The conduct of the parties include-

d) conduct before, as well as during, the proceedings and, in particular, the extent to which the parties followed the practice direction – pre action protocol or any relevant pre action protocol;

e) whether it was reasonable for a party to raise, pursue or contest a particular allegation or issue;

f) the manner in which a party has pursued or defended its case or a particular allegation or issue;

g) whether a claimant has succeeded in a claim, in whole or in part, exaggerated its claim.

vi) It is generally undesirable to award costs where the consequence of such order is likely to exacerbate hostile feelings between parents to the ultimate detriment to the child.


The Judge concluded that there is no magic formula in a case of this kind for determining how costs should be attributed in percentage terms.  It is of note that the Judge was critical of opportunistic pleading in Hague Convention cases and held that this practice has become far too common, is antithetical to the summary philosophy of the proceedings themselves and causes both delay and unnecessary expense.

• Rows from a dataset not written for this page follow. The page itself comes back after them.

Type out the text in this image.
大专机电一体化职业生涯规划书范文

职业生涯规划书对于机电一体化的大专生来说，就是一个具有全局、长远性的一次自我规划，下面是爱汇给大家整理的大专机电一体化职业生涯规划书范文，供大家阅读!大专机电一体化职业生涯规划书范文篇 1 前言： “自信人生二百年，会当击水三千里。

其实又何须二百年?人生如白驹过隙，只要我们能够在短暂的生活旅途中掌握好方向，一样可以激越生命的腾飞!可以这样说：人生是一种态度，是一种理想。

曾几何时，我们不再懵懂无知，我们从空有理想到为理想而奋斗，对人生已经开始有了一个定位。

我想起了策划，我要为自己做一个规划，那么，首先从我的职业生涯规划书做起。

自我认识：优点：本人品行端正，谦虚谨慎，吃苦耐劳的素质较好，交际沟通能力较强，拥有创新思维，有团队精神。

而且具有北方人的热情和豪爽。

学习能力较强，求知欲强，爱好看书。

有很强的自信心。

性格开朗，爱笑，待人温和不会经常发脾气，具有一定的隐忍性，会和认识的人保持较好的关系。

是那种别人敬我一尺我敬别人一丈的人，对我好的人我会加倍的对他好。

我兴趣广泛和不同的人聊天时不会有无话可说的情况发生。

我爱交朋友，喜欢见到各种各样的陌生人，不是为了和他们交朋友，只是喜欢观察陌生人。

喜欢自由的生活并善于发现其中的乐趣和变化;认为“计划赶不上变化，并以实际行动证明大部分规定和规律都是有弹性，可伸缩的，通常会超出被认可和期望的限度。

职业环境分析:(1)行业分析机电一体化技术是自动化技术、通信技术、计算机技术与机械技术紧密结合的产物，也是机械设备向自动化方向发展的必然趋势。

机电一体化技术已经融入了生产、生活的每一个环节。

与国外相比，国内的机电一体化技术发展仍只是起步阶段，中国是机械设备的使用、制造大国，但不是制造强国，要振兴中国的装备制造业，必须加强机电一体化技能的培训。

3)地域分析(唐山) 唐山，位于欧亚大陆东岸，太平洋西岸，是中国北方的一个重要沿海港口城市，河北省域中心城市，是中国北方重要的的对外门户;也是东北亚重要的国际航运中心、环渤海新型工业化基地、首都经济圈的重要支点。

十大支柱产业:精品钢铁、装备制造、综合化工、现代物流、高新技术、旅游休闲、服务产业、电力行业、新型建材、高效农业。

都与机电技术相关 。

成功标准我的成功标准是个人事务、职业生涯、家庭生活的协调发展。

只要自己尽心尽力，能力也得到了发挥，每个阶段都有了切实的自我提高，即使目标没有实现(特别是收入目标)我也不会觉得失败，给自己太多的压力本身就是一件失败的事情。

Hayden J held that the Father should be responsible for half of the Mother’s costs and considered whether it was possible to undertake a Summary Assessment, focusing on a global view of proportionality of costs incurred rather than an itemised consideration.  The Judge established that Summary Assessment in cases such as this was likely to fall foul of C.P.R 43 PD 13.2 which indicates the appropriateness of this type of approach is limited to a fast track trial or a hearing which lasts no more than a day. Accordingly, the Judge ordered that the Father should pay half of the costs incurred by the Mother’s response to the application, subject to a detailed assessment on a standard basis.

Application by a Mother to recover the costs from a Father following a hearing to determine a child’s habitual residence.